THE Edinburgh International Film Festival unveiled a programme boasting a record 23 world premieres from 31 countries yesterday, including five new Scottish films.

Highlights include Spread, the first Hollywood outing by David MacKenzie, the Scottish director, and Adam, the closing-night film, a romantic comedy centred on a man with Asperger's syndrome, starring Hugh Dancy.

Disney's new feature documentary The Crimson Wing, the story of African pink flamingoes, sits alongside director Steven Soderbergh's The Girlfriend Experience, starring porn actor Sasha Grey as a high-class Manhattan call girl.

Guest speakers include former film producer Lord Puttnam and Roger Corman, the veteran cult film-maker who made his name in low-budget horror, and whose work is the subject of this year's retrospective.

The festival also features many low-budget, independent and foreign productions that are struggling for cinema space as distributors cut back.

The festival's artistic director, Hannah McGill, said the selection showed how "very small teams of film-makers with very small budgets can make films that look really stunningly professional".

"We definitely had an eye this year on exposing a lot of new and first-time film-makers," she said.

They include people like the Edinburgh writer and director Justin Molotnikov, with his first feature film, Crying with Laughter, starring Stephen McCole as a stand-up comedian with a joke that goes badly wrong.

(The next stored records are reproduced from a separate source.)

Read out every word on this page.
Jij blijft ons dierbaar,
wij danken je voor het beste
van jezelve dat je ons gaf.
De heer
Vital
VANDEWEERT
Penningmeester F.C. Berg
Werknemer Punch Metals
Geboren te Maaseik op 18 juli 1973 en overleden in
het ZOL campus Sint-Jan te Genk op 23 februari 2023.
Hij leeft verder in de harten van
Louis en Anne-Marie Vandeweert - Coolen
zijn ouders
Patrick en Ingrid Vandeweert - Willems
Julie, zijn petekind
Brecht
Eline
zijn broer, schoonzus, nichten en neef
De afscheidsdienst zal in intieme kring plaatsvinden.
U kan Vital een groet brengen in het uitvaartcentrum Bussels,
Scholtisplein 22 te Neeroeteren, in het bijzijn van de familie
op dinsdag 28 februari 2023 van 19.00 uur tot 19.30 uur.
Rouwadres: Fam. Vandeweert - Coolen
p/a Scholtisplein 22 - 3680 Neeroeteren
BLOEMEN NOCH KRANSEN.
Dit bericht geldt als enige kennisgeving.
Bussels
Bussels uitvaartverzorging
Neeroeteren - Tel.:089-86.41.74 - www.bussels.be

Other stars due to appear this year include Sam Mendes, whose film Away We Go opens the festival on 17 June, Darren Aronofsky, about to direct the new RoboCop film, and Local Hero director Bill Forsyth.

Alastair Harkness - Away we go with a robust and exciting cinematic programme

THIS year's full line-up already seems significantly stronger and more confident than its immediate predecessor.

Put that down to artistic director Hannah McGill bolstering the festival's noble efforts to discover new talent with a raft of genuinely exciting talking-point films and guests.

New work from the likes of Steven Soderbergh, Andrea Arnold (who follows up Red Road with Fish Tank), Sam Mendes (whose new film Away We Go opens proceedings) and festival regular Shane Meadows are the most obvious cinematic highlights – although the British premiere of Kathryn Bigelow's hard-rocking Iraq war drama The Hurt Locker, her first film in seven years, currently tops my can't-wait-to-see list.

New filmmakers will doubtless emerge from the event, but what's heartening about the presence of such already-established directors is that their new movies seem to have been included as much for their artistic merit as for the cachet of their creators' names. Soderbergh's The Girlfriend Experience, for instance, is another of his low-budget experimental dramas and was shot in just 15 days during last October's US presidential election race.

That sentiment certainly sums up the ethos of the festival's retrospective choice this year: Roger Corman wrote the book on low-budget filmmaking. He'll be in attendance to discuss his influential career as a director of trash art and a producer responsible for giving early career breaks to the likes of Martin Scorsese, Jonathan Demme, James Cameron, and another of this year's EIFF special guests: Joe Dante.

There's a bit of a Scottish homecoming feel as well, with an interview with Local Hero's writer/director Bill Forsyth, a screening of Bill Douglas's final film, Comrades, an anniversary screening of Shallow Grave and the UK premiere of Spread, Hallam Foe director David Mackenzie's Hollywood debut, which stars Ashton Kutcher as a young hustler who gets through life by seducing needy older women (Demi Moore doesn't feature).

Also worth looking out for are: Superbad director Greg Mottolo's Adventureland; blaxploitation spoof (and Sundance hit) Black Dynamite; stop-motion adult animation film Max and Mary; Dario Argento's Adrien Brody-starring serial killer thriller Giallo.

And finally there's Moon, a Solaris-esque descent into lunar madness starring Sam Rockwell and directed by first-time Brit director Duncan Jones, whose interest in space travel seems oddly fitting. His dad is David Bowie.